Scripts of lecture 7. Monte Carlo simulations of the thermal noise in an image (parallelized code). Useful script to estimate the chance of false detection of faint sources (e.g., in a deep survey). There is a second script that computes the theoretical probability of false detection (to be compared to the results from the first script) as a function of the image size, beam width, and noise level.
Scripts of lecture 6(b). Monte Carlo simulations of source distributions in an isotropic Universe. We will see a nice application of the theorem of the inverse cumulative function.
Scripts of lecture 6. An example of the power of Monte Carlo to perform integrals within non-trivial boundaries. Suppose that you have a sample of sources taken from a survey in a given portion of the sky. You want to study the source clustering, so you want to compute the number of sources around a given point as a function of the distance to that point. Then, dividing the number of sources by the volume covered at each distance, you can obtain an estimate of the density of sources as a function of distance. However, the finite sky coverage of the survey implies that the covered volume at a given distance will not be that of a sphere, since some sources that should be counted will fall outside the coverage of the survey.
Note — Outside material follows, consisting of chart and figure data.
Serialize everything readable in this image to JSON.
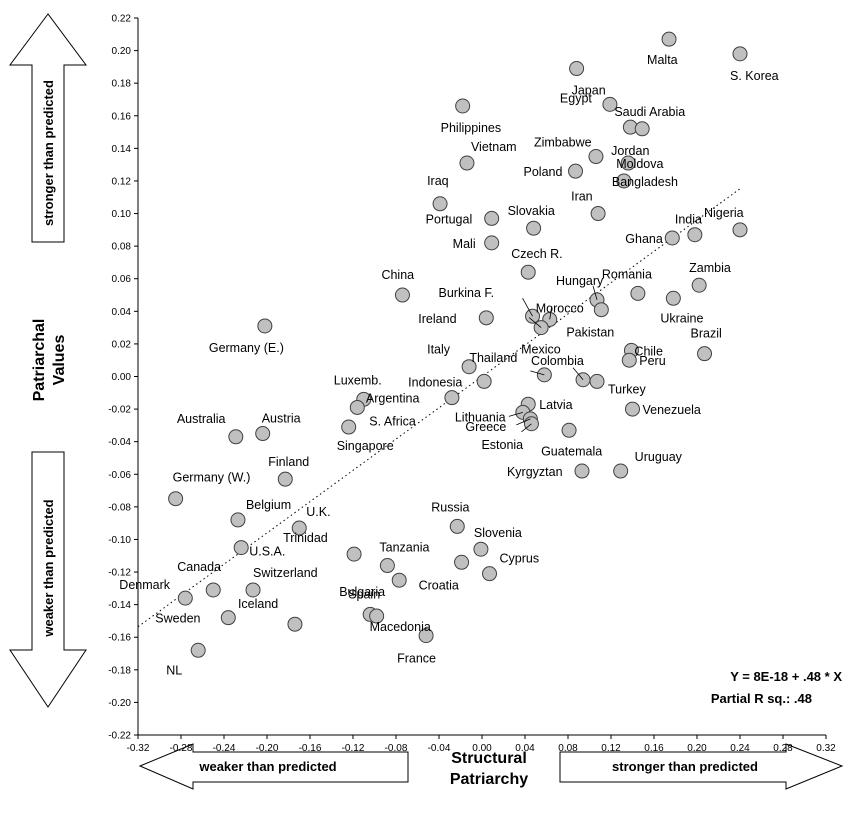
{
  "chart_data": {
    "type": "scatter",
    "xlim": [
      -0.32,
      0.32
    ],
    "ylim": [
      -0.22,
      0.22
    ],
    "x_ticks": [
      "-0.32",
      "-0.28",
      "-0.24",
      "-0.20",
      "-0.16",
      "-0.12",
      "-0.08",
      "-0.04",
      "0.00",
      "0.04",
      "0.08",
      "0.12",
      "0.16",
      "0.20",
      "0.24",
      "0.28",
      "0.32"
    ],
    "y_ticks": [
      "0.22",
      "0.20",
      "0.18",
      "0.16",
      "0.14",
      "0.12",
      "0.10",
      "0.08",
      "0.06",
      "0.04",
      "0.02",
      "0.00",
      "-0.02",
      "-0.04",
      "-0.06",
      "-0.08",
      "-0.10",
      "-0.12",
      "-0.14",
      "-0.16",
      "-0.18",
      "-0.20",
      "-0.22"
    ],
    "xlabel": "Structural Patriarchy",
    "ylabel": "Patriarchal Values",
    "x_arrow_left": "weaker than predicted",
    "x_arrow_right": "stronger than predicted",
    "y_arrow_top": "stronger than predicted",
    "y_arrow_bottom": "weaker than predicted",
    "equation": "Y = 8E-18 + .48 * X",
    "r_squared": "Partial R sq.: .48",
    "trendline": {
      "intercept": 0.0,
      "slope": 0.48,
      "x_range": [
        -0.32,
        0.24
      ]
    },
    "colors": {
      "marker_fill": "#c0c0c0",
      "marker_stroke": "#404040"
    },
    "points": [
      {
        "label": "Malta",
        "x": 0.174,
        "y": 0.207
      },
      {
        "label": "S. Korea",
        "x": 0.24,
        "y": 0.198
      },
      {
        "label": "Japan",
        "x": 0.088,
        "y": 0.189
      },
      {
        "label": "Egypt",
        "x": 0.119,
        "y": 0.167
      },
      {
        "label": "Philippines",
        "x": -0.018,
        "y": 0.166
      },
      {
        "label": "Saudi Arabia",
        "x": 0.138,
        "y": 0.153
      },
      {
        "label": "Jordan",
        "x": 0.149,
        "y": 0.152
      },
      {
        "label": "Zimbabwe",
        "x": 0.106,
        "y": 0.135
      },
      {
        "label": "Vietnam",
        "x": -0.014,
        "y": 0.131
      },
      {
        "label": "Moldova",
        "x": 0.136,
        "y": 0.131
      },
      {
        "label": "Poland",
        "x": 0.087,
        "y": 0.126
      },
      {
        "label": "Bangladesh",
        "x": 0.132,
        "y": 0.12
      },
      {
        "label": "Iraq",
        "x": -0.039,
        "y": 0.106
      },
      {
        "label": "Iran",
        "x": 0.108,
        "y": 0.1
      },
      {
        "label": "Portugal",
        "x": 0.009,
        "y": 0.097
      },
      {
        "label": "Slovakia",
        "x": 0.048,
        "y": 0.091
      },
      {
        "label": "Nigeria",
        "x": 0.24,
        "y": 0.09
      },
      {
        "label": "India",
        "x": 0.198,
        "y": 0.087
      },
      {
        "label": "Ghana",
        "x": 0.177,
        "y": 0.085
      },
      {
        "label": "Mali",
        "x": 0.009,
        "y": 0.082
      },
      {
        "label": "Czech R.",
        "x": 0.043,
        "y": 0.064
      },
      {
        "label": "Zambia",
        "x": 0.202,
        "y": 0.056
      },
      {
        "label": "Romania",
        "x": 0.145,
        "y": 0.051
      },
      {
        "label": "China",
        "x": -0.074,
        "y": 0.05
      },
      {
        "label": "Ukraine",
        "x": 0.178,
        "y": 0.048
      },
      {
        "label": "Hungary",
        "x": 0.107,
        "y": 0.047
      },
      {
        "label": "Pakistan",
        "x": 0.111,
        "y": 0.041
      },
      {
        "label": "Burkina F.",
        "x": 0.047,
        "y": 0.037
      },
      {
        "label": "Morocco",
        "x": 0.063,
        "y": 0.035
      },
      {
        "label": "Ireland",
        "x": 0.004,
        "y": 0.036
      },
      {
        "label": "Mexico",
        "x": 0.055,
        "y": 0.03
      },
      {
        "label": "Germany (E.)",
        "x": -0.202,
        "y": 0.031
      },
      {
        "label": "Chile",
        "x": 0.139,
        "y": 0.016
      },
      {
        "label": "Brazil",
        "x": 0.207,
        "y": 0.014
      },
      {
        "label": "Peru",
        "x": 0.137,
        "y": 0.01
      },
      {
        "label": "Italy",
        "x": -0.012,
        "y": 0.006
      },
      {
        "label": "Thailand",
        "x": 0.058,
        "y": 0.001
      },
      {
        "label": "Colombia",
        "x": 0.094,
        "y": -0.002
      },
      {
        "label": "Turkey",
        "x": 0.107,
        "y": -0.003
      },
      {
        "label": "Indonesia",
        "x": 0.002,
        "y": -0.003
      },
      {
        "label": "Argentina",
        "x": -0.028,
        "y": -0.013
      },
      {
        "label": "Luxemb.",
        "x": -0.11,
        "y": -0.014
      },
      {
        "label": "Latvia",
        "x": 0.043,
        "y": -0.017
      },
      {
        "label": "Venezuela",
        "x": 0.14,
        "y": -0.02
      },
      {
        "label": "S. Africa",
        "x": -0.116,
        "y": -0.019
      },
      {
        "label": "Lithuania",
        "x": 0.038,
        "y": -0.022
      },
      {
        "label": "Greece",
        "x": 0.045,
        "y": -0.026
      },
      {
        "label": "Estonia",
        "x": 0.046,
        "y": -0.029
      },
      {
        "label": "Singapore",
        "x": -0.124,
        "y": -0.031
      },
      {
        "label": "Guatemala",
        "x": 0.081,
        "y": -0.033
      },
      {
        "label": "Austria",
        "x": -0.204,
        "y": -0.035
      },
      {
        "label": "Australia",
        "x": -0.229,
        "y": -0.037
      },
      {
        "label": "Kyrgyztan",
        "x": 0.093,
        "y": -0.058
      },
      {
        "label": "Uruguay",
        "x": 0.129,
        "y": -0.058
      },
      {
        "label": "Finland",
        "x": -0.183,
        "y": -0.063
      },
      {
        "label": "Germany (W.)",
        "x": -0.285,
        "y": -0.075
      },
      {
        "label": "Belgium",
        "x": -0.227,
        "y": -0.088
      },
      {
        "label": "Russia",
        "x": -0.023,
        "y": -0.092
      },
      {
        "label": "U.K.",
        "x": -0.17,
        "y": -0.093
      },
      {
        "label": "U.S.A.",
        "x": -0.224,
        "y": -0.105
      },
      {
        "label": "Slovenia",
        "x": -0.001,
        "y": -0.106
      },
      {
        "label": "Trinidad",
        "x": -0.119,
        "y": -0.109
      },
      {
        "label": "Croatia",
        "x": -0.019,
        "y": -0.114
      },
      {
        "label": "Tanzania",
        "x": -0.088,
        "y": -0.116
      },
      {
        "label": "Cyprus",
        "x": 0.007,
        "y": -0.121
      },
      {
        "label": "Bulgaria",
        "x": -0.077,
        "y": -0.125
      },
      {
        "label": "Canada",
        "x": -0.25,
        "y": -0.131
      },
      {
        "label": "Switzerland",
        "x": -0.213,
        "y": -0.131
      },
      {
        "label": "Denmark",
        "x": -0.276,
        "y": -0.136
      },
      {
        "label": "Spain",
        "x": -0.104,
        "y": -0.146
      },
      {
        "label": "Macedonia",
        "x": -0.098,
        "y": -0.147
      },
      {
        "label": "Sweden",
        "x": -0.236,
        "y": -0.148
      },
      {
        "label": "Iceland",
        "x": -0.174,
        "y": -0.152
      },
      {
        "label": "France",
        "x": -0.052,
        "y": -0.159
      },
      {
        "label": "NL",
        "x": -0.264,
        "y": -0.168
      }
    ]
  }
}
This effect is known as "window effect". This script shows an example of how to deal with it.
Scripts of lecture 5. A silly script to check the smart Bayes relation (or the "inverse conditional probability" relation). In this script, we compute the chance of a supernova to be radioloud, based on different kinds of "evidence". Attend to the lecture for a deep discussion on this! :D
Scripts of lecture 4(b). What happens if you observe a faint source with an interferometer and all our phases get corrupted? Would you throw away all the data? Could you still make something with them? Would you estimate the flux density from the amplitude average? Sure? Nice example of the Maximum Likelihood Principle and how to apply it in the case of non-Gaussian random distributions. (What's the trick in this problem?... With a good estimate of the noise level in your visibilities, you can obtain a precise estimate of the source flux density just from the amplitudes).
Scripts of lecture 4. A basic example of a nonlinear least-squares fit. The (synthetic) data included represent the time evolution of the position angle of a jet. A simple model of precession must be fitted (a sine wave with a given amplitude and period). This script is only intended to help understand the basics of nonlinear least-squares fitting. Other more ellaborated (and robust) programs should be used to solve real-life problems.
Scripts of lecture 2. Estimates of the uncertainties of the brightness temperature and spectral index of a source, based on the Monte Carlo approach. The results are then compared to those coming from the Jacobian approach (i.e., the linear approximation of the error propagation). You will see an interesting, unexpected, "side" result: random noise can map into systematic effects in your estimates!
Scripts of lecture 1. Scripts to play with the central-limit theorem. You can check how the distribution of the averages from any set of random variables tends to be Gaussian, no matter the original distribution of the data. You can also check the Law of Large Numbers and the distribution of standard deviations of the averages (related to the Chi-Square distribution, to which we will come back more deeply in lecture 4).
Lecture 1. Introduction. Random variables. Probability density function (pdf). Statistical estimates of expected values from a finite dataset. The Central Limit Theorem. Uncertainties in the statistical estimates. The Chi Squared distribution. (Some equations were not rigurously written near the end of the lecture; corrected versions of these equations are given in the beginning of lecture 2).
Lecture 2. Error propagation. Correlation between random variables. The Covariance matrix. Propagation of uncertainties through the space of measurements (Jacobian approach). Non-linear error propagation; turning randomness into systematics.
Lecture 3. Data modelling (part 1). Principle of Maximum Likelihood (ML). Propagation of uncertainties into the space of model parameters. The case of Gaussian-distributed measurements; least-squares fitting (Pay attention to the last equation of the covariance matrix; the right expression is given in the beginning of lecture 4).
Lecture 4. Data modelling (part 2). Nonlinear least squares. ML in the case of non-gaussian noise. (A more detailed answer to the student's question about parameter error estimates from non-algebraic models is given in the beginning of lecture 5).
Lecture 5. Tests of hypotheses. Signal, null hypothesis, and alternative hypothesis. The critical probability. Collecting evidence: introduction to Bayesian analysis.
Lecture 6. Methods of Monte Carlo (MC). Statistics from simulated data. MC applied to multi-dimensional integration with non-trivial boundaries. The theorem of the inverse cumulative function. Simulation of a dataset with a generic probability density function.
Lecture 7. Thermal noise in 2D images. The effect of beam convolution vs. image size. Spurious sources in deep surveys.